Tony's Lanes closed – again – bowling over residents Bowl mor

MILFORD – Dan Catherine and his friends spent Thursday bowling what could be the last strings at Tony’s Lanes in Milford.
The Elm Street landmark closed Thursday for the second time in recent memory because of legal issues, according to the owners’ lawyer.
“It’s very sad,” Catherine said. “It’s one of the only forms of entertainment we have left in Milford.”
Catherine, a Milford resident, has been bowling at Tony’s Lanes for about 15 years. He managed the mixed couples league that occupied four of the 12 lanes Thursday night. He, like a few of the bowlers there Thursday, said he’d likely stop bowling now rather than travel to Nashua.

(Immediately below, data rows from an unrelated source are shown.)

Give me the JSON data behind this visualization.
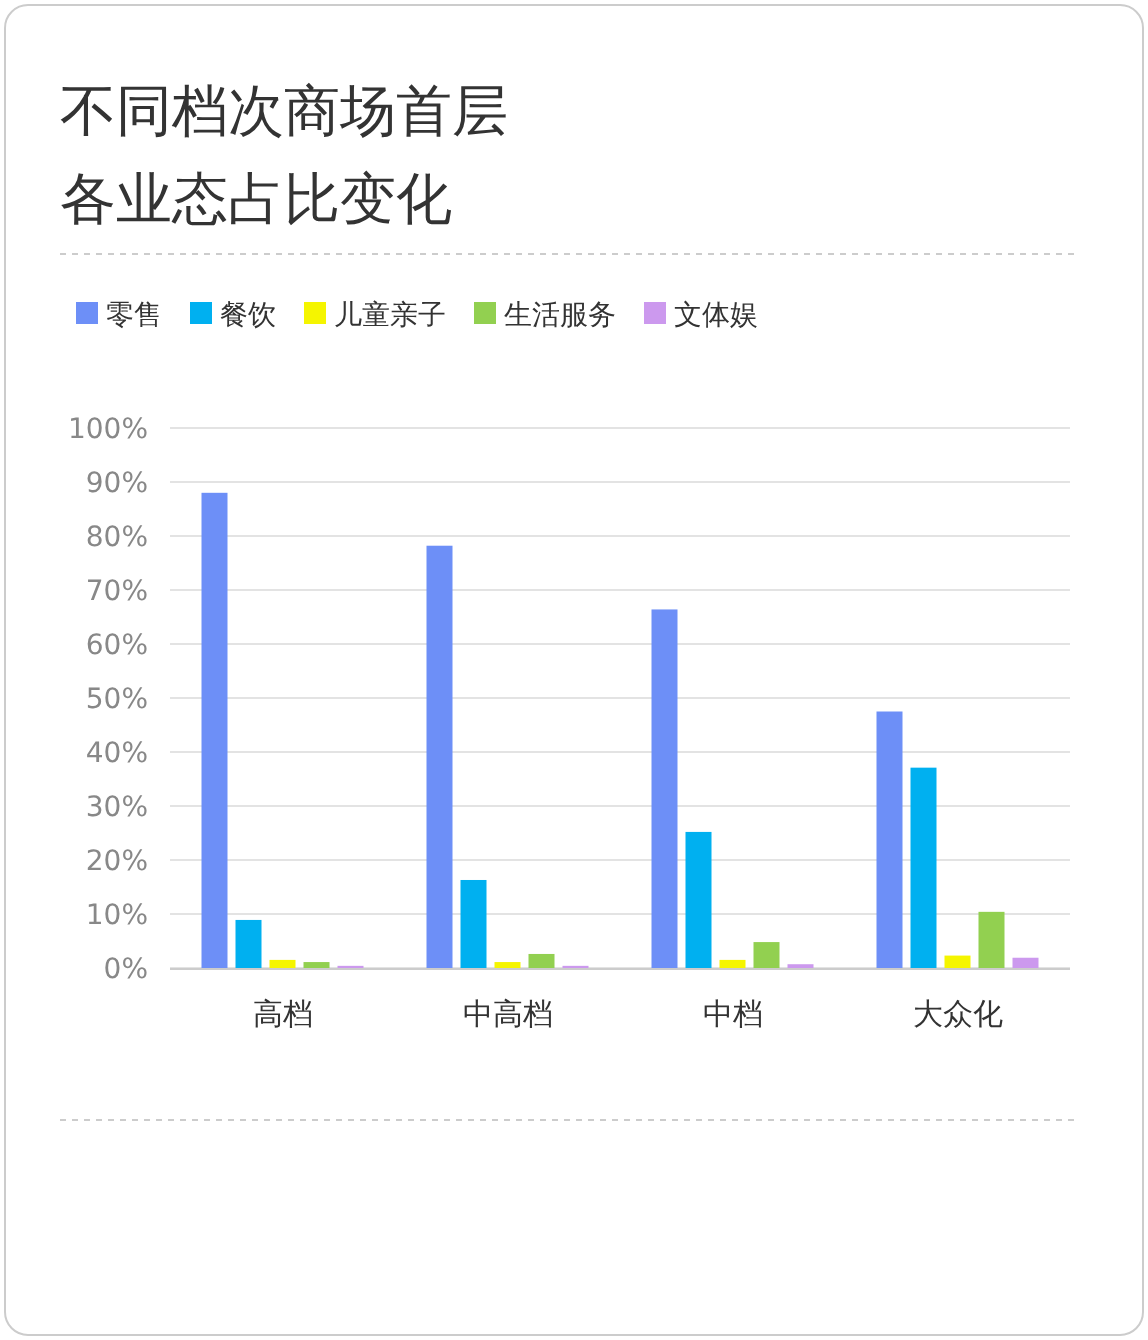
{
  "chart_data": {
    "type": "bar",
    "title": "不同档次商场首层各业态占比变化",
    "categories": [
      "高档",
      "中高档",
      "中档",
      "大众化"
    ],
    "series": [
      {
        "name": "零售",
        "color": "#6d8ff7",
        "values": [
          88,
          78.2,
          66.4,
          47.5
        ]
      },
      {
        "name": "餐饮",
        "color": "#00b0f0",
        "values": [
          8.9,
          16.3,
          25.2,
          37.1
        ]
      },
      {
        "name": "儿童亲子",
        "color": "#f5f500",
        "values": [
          1.5,
          1.1,
          1.5,
          2.3
        ]
      },
      {
        "name": "生活服务",
        "color": "#92d050",
        "values": [
          1.1,
          2.6,
          4.8,
          10.4
        ]
      },
      {
        "name": "文体娱",
        "color": "#cc99ee",
        "values": [
          0.4,
          0.4,
          0.7,
          1.9
        ]
      }
    ],
    "ylim": [
      0,
      100
    ],
    "yticks": [
      {
        "value": 0,
        "label": "0%"
      },
      {
        "value": 10,
        "label": "10%"
      },
      {
        "value": 20,
        "label": "20%"
      },
      {
        "value": 30,
        "label": "30%"
      },
      {
        "value": 40,
        "label": "40%"
      },
      {
        "value": 50,
        "label": "50%"
      },
      {
        "value": 60,
        "label": "60%"
      },
      {
        "value": 70,
        "label": "70%"
      },
      {
        "value": 80,
        "label": "80%"
      },
      {
        "value": 90,
        "label": "90%"
      },
      {
        "value": 100,
        "label": "100%"
      }
    ],
    "grid": "y",
    "legend": "top left"
  }
}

The candlepin lanes opened in 1961 as Bowlmor and used to be a popular hangout spot for Milford High School students. It closed in 2006 after the owners died. In 2007, Nashua businessman, Anthony Matarazzo Sr., opened the bowling alley as Tony’s Lanes.
The alley has been open intermittently since Matarazzo died in September. The managers are Stanley and Kathy Pawelczyk.

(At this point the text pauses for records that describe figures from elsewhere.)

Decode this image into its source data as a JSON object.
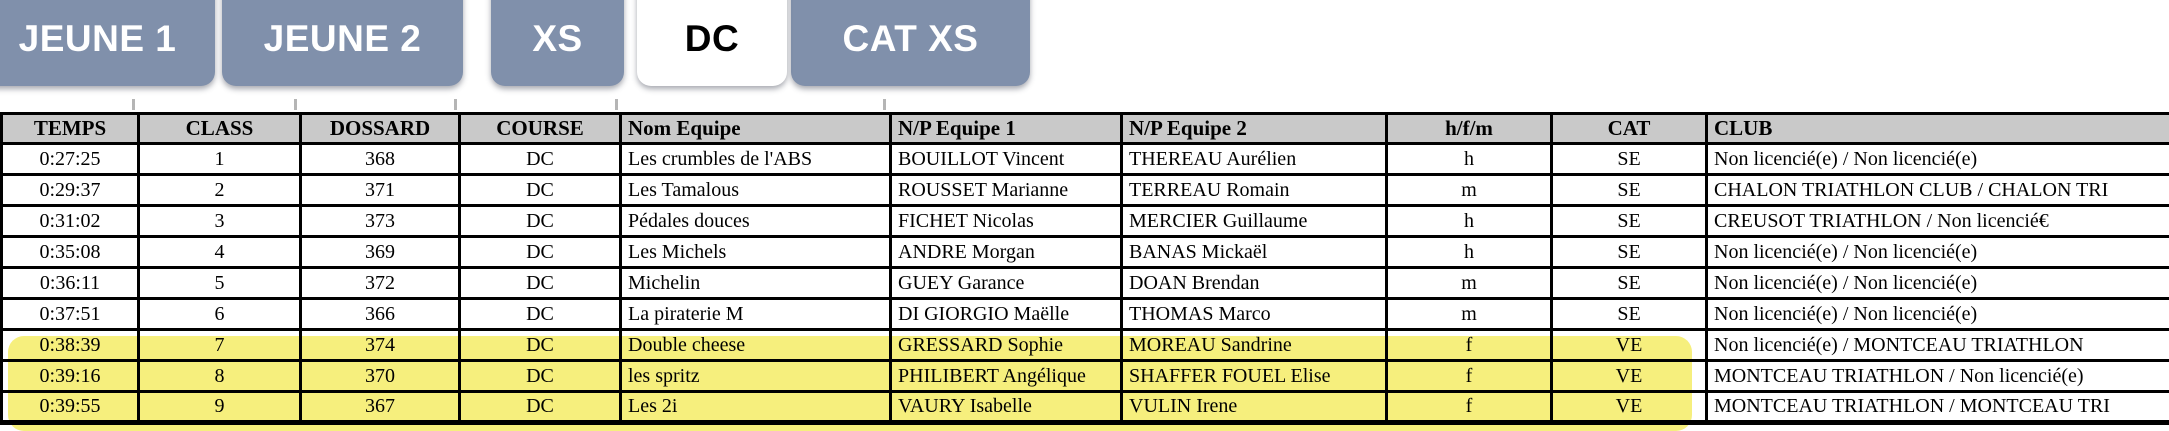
{
  "tabs": {
    "items": [
      {
        "label": "JEUNE 1",
        "active": false
      },
      {
        "label": "JEUNE 2",
        "active": false
      },
      {
        "label": "XS",
        "active": false
      },
      {
        "label": "DC",
        "active": true
      },
      {
        "label": "CAT XS",
        "active": false
      }
    ]
  },
  "table": {
    "headers": [
      "TEMPS",
      "CLASS",
      "DOSSARD",
      "COURSE",
      "Nom Equipe",
      "N/P Equipe 1",
      "N/P Equipe 2",
      "h/f/m",
      "CAT",
      "CLUB"
    ],
    "rows": [
      [
        "0:27:25",
        "1",
        "368",
        "DC",
        "Les crumbles de l'ABS",
        "BOUILLOT Vincent",
        "THEREAU Aurélien",
        "h",
        "SE",
        "Non licencié(e) / Non licencié(e)"
      ],
      [
        "0:29:37",
        "2",
        "371",
        "DC",
        "Les Tamalous",
        "ROUSSET Marianne",
        "TERREAU Romain",
        "m",
        "SE",
        "CHALON TRIATHLON CLUB / CHALON TRI"
      ],
      [
        "0:31:02",
        "3",
        "373",
        "DC",
        "Pédales douces",
        "FICHET Nicolas",
        "MERCIER Guillaume",
        "h",
        "SE",
        "CREUSOT TRIATHLON / Non licencié€"
      ],
      [
        "0:35:08",
        "4",
        "369",
        "DC",
        "Les Michels",
        "ANDRE Morgan",
        "BANAS Mickaël",
        "h",
        "SE",
        "Non licencié(e) / Non licencié(e)"
      ],
      [
        "0:36:11",
        "5",
        "372",
        "DC",
        "Michelin",
        "GUEY Garance",
        "DOAN Brendan",
        "m",
        "SE",
        "Non licencié(e) / Non licencié(e)"
      ],
      [
        "0:37:51",
        "6",
        "366",
        "DC",
        "La piraterie M",
        "DI GIORGIO Maëlle",
        "THOMAS Marco",
        "m",
        "SE",
        "Non licencié(e) / Non licencié(e)"
      ],
      [
        "0:38:39",
        "7",
        "374",
        "DC",
        "Double cheese",
        "GRESSARD Sophie",
        "MOREAU Sandrine",
        "f",
        "VE",
        "Non licencié(e) / MONTCEAU TRIATHLON"
      ],
      [
        "0:39:16",
        "8",
        "370",
        "DC",
        "les spritz",
        "PHILIBERT Angélique",
        "SHAFFER FOUEL Elise",
        "f",
        "VE",
        "MONTCEAU TRIATHLON / Non licencié(e)"
      ],
      [
        "0:39:55",
        "9",
        "367",
        "DC",
        "Les 2i",
        "VAURY Isabelle",
        "VULIN Irene",
        "f",
        "VE",
        "MONTCEAU TRIATHLON / MONTCEAU TRI"
      ]
    ],
    "highlighted_row_indices": [
      6,
      7,
      8
    ]
  },
  "colors": {
    "tab_inactive_bg": "#8090ab",
    "tab_active_bg": "#ffffff",
    "tab_text": "#ffffff",
    "tab_active_text": "#000000",
    "header_bg": "#c9c9c9",
    "grid_border": "#000000",
    "highlight_yellow": "#f6ef7d"
  }
}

Kurt Frost, a Nashua resident, used to hang out at the lanes after school in the late 1980s while his father worked nearby. He hadn’t been to the alley in years but came Thursday “to say good-bye.”
“It’s a great place,” Frost said. “It stinks it’s closing. I used to come here a lot.”
Alan Brown has been bowling at the lanes since a year after it opened.
“We used to fill up almost every lane,” he said. “I don’t want it to close. It’s the only recreation I get. These people are family.”
Myra Roebuck has been bowling at Tony’s Lanes since the early 1970s.
She said she’d give up on the sport rather than drive into Nashua. She echoed several bowlers Thursday and said she liked the Milford alley because it was a family atmosphere and more affordable than many other places.
“It’s fun to come with the people here and just have a night out,” she said.
“I guess we just take it one day at a time and hope they come back.”
The Pawlczyk’s lawyer, Janine Gawryl, confirmed this week the lanes would be closing. “Legal issues have arisen regarding the ownership, management, and direction of the bowling alley,” she wrote in an e-mail.
“Until those issues are resolved, the bowling alley will close.”
Matarazzo’s son, Anthony P. Matarazzo, and the Pawelczyks declined to comment.